BADAN USAHA MILIK NEGARA INDONESIA : DIIKAT OLEH HUKUM
PUBLIK ATAU PRIVAT?
The administrative agency is a governmental authority
other than a court and other than a legislative body, begitulah pemaparan yang disampaikan oleh beberapa
para pakar hukum ketatanegaraan tentang kedudukan Pemerintah apabila dihadapkan
pada suatu permasalahan hukum. Seiring dengan pergeseran paradigma tugas dari
sebuah negara yang hanya sebagai penjaga malam kini berkembang menjadi
menghadirkan kesejahteraan bagi setiap warganya. Pergeseran paradigma tersebut
menciptakan suatu konsep kenegaraan baru yang disebut dengan negara
kesejahteraan (welfare state). Ajaran welfare state ini secara
tidak langsung memperluas tugas dan kewenangan serta aktivitas yang dimiliki
oleh negara baik dalam hal mengatur, memerintah, dan mengadili, sehingga
sejalan dengan hal tersebut aktivitas-aktivitas pemerintah pun semakin luas.
Secara garis besar tujuan dari ajaran welfare state
ini adalah menghadirkan tanggung jawab negara terhadap kesejahteraan
warganya. Maka dari itu, dalam rangka mewujudkan kemakmuran rakyat, negara dan
pemerintah mendirikan Badan Usaha Milik Negara (BUMN). Keberadaan BUMN ini
sangat erat kaitannya dengan pencapaian tujuan kesejahteraan rakyat, karena
BUMN selaku Perusahaan negara, dikelola dengan memperhatikan sifat usaha
kerakyatan yaitu guna mencari keuntungan untuk memupuk kemanfaatan umum.
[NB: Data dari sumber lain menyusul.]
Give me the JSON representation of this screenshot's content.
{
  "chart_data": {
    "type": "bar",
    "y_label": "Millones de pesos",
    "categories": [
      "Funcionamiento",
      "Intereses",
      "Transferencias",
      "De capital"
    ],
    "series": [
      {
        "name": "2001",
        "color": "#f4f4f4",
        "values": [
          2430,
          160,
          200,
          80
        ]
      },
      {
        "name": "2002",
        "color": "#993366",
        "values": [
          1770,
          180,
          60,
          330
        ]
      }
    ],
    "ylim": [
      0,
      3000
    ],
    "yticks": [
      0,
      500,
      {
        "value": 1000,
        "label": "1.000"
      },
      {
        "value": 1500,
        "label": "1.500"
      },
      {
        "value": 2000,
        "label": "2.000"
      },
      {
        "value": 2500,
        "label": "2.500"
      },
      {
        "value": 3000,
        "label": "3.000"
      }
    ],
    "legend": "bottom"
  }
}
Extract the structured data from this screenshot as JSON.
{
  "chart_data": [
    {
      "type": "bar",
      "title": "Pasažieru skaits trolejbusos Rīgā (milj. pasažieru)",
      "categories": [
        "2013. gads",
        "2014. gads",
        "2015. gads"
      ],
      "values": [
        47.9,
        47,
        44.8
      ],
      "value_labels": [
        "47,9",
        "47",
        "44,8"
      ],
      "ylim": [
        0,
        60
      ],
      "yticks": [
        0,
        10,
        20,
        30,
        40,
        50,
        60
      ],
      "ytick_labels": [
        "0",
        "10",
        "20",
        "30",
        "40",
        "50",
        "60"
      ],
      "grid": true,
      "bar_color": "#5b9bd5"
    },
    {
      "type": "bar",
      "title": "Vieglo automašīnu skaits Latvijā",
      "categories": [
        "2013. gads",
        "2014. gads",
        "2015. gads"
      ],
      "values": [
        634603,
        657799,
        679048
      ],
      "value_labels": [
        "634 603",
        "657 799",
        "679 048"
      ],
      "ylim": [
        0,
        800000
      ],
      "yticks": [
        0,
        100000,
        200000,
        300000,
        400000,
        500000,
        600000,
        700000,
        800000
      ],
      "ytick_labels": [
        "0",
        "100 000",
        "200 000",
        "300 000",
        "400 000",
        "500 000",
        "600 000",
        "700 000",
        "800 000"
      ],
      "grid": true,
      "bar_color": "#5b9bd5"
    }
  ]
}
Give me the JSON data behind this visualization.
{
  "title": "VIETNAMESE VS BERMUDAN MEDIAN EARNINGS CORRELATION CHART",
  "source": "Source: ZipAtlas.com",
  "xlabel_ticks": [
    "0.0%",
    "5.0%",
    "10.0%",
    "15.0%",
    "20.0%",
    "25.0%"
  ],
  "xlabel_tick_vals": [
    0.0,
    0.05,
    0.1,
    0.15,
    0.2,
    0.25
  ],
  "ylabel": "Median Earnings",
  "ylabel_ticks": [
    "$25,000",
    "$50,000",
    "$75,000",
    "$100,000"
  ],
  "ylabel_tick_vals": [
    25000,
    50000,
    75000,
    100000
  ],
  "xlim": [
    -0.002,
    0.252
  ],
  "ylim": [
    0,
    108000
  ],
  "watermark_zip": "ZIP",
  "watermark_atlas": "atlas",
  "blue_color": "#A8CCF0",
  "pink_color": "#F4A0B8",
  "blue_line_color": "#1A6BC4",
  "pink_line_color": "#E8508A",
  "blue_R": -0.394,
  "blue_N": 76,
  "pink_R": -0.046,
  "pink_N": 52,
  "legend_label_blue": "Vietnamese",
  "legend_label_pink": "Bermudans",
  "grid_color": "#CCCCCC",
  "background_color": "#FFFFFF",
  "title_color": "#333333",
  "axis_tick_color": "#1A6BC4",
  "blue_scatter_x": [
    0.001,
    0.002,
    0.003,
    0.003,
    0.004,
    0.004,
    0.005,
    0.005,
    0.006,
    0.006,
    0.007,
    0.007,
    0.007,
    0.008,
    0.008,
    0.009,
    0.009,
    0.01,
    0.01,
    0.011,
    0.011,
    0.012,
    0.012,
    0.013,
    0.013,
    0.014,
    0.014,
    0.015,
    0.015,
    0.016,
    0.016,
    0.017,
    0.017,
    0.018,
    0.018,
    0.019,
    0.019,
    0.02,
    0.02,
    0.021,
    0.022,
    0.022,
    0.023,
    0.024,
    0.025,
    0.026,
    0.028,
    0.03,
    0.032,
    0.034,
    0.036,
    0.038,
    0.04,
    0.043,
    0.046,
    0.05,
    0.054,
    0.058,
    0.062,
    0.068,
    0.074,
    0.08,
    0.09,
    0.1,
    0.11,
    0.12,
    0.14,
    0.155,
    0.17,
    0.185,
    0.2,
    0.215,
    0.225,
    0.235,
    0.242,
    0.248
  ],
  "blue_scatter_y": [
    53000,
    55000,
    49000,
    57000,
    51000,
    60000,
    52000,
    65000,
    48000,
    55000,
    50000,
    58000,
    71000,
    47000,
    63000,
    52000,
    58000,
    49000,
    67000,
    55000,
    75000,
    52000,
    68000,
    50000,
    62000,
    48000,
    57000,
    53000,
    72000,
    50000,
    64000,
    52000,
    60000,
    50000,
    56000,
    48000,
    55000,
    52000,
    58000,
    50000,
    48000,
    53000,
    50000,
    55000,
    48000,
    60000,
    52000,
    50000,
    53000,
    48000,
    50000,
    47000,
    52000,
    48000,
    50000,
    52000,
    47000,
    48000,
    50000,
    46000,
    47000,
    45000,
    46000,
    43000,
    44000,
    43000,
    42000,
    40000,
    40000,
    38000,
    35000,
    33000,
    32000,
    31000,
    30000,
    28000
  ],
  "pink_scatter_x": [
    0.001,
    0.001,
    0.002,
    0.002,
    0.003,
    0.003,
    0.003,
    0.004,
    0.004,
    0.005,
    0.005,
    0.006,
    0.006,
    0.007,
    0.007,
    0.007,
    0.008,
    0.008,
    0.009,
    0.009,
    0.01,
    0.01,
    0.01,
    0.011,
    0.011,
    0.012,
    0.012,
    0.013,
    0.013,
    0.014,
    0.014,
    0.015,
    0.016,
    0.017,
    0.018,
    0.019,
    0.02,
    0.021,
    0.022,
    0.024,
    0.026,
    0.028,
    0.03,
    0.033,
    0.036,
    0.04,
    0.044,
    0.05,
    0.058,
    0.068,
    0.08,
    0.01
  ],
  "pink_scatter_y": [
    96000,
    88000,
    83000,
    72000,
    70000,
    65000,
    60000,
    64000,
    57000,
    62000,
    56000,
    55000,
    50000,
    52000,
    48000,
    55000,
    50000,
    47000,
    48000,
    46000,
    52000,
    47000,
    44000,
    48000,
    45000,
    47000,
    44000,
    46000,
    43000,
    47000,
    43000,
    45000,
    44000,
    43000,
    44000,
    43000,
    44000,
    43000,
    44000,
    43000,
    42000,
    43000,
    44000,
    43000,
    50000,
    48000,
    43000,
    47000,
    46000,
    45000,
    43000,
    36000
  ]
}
Kehadiran BUMN juga merupakan amanah dari konstitusi negara khususnya pada
pasal 33 UUD 1945.
Keinginan membuat BUMN menjadi salah satu roda
penggerak utama dalam pertumbuhan ekonomi nasional, tentu saja secara tidak
langsung akan mendorong pengembangan dari BUMN itu sendiri. Hal ini dapat
semakin memperkuat posisi BUMN sebagai salah satu pilar penting dalam sistem
pembangunan nasional. Dalam perekonomian nasional, BUMN juga berperan dalam hal
menghasilkan barang dan/atau jasa yang dibutuhkan dalam mewujudkan
sebesar-besarnya kemakmuran rakyat. Peran BUMN juga semakin krusial sebagai
pelopor dan perintis dalam sektor usaha yang belum tersentuh oleh pihak
swasta.selain itu mengacu pada Undang-Undang Nomor 19 Tahun 2003 Tentang BUMN
(UU BUMN), bahwa salah satu peran yang tidak kalah penting dan cukup strategis
yang dimiliki oleh BUMN adalah sebagai pelaksana pelayanan publik, penyeimbang
kekuatan-kekuatan swasta besar, dan turut membantu dalam pengembangan usaha
kecil/koperasi.
Dalam menjalankan usahanya terdapat dualisme
pengelolaan yang terjadi pada BUMN hal ini dikarenakan BUMN dikelola sebagai
Perusahaan Perseroan (Persero) yang memiliki tujuan untuk mencari dan memupuk
profit dan sepenuhnya tunduk terhadap Undang-Undang yang berkaitan dengan
Perseroan Terbatas, serta sebagai instansi pemerintah dalam bentuk Perusahaan
Umum (Perum) guna melaksanakan usaha yang merupakan implementasi kewajiban
pemerintah dalam menyediakan barang dan jasa tertentu yang dapat memenuhi
kebutuhan masyarakat.
Munculnya persepsi bahwa BUMN merupakan bagian dari
instansi pemerintah adalah karena adanya perbandingan dengan peran dan
kedudukan BUMN yang ada di beberapa negara. Misalnya di Belanda Perusahaan
negara atau di Indonesia dikenal dengan BUMN dikelompokkan sebagai instansi
pemerintah. Organisasi Perusahaan Publik atau yang biasa disebut de
publiekrechtelijke bedrijfsorganisasi (PBO) yang ada di Belanda memang
dibentuk berdasarkan hukum public dan kepadanya diserahkan kewenangan publik.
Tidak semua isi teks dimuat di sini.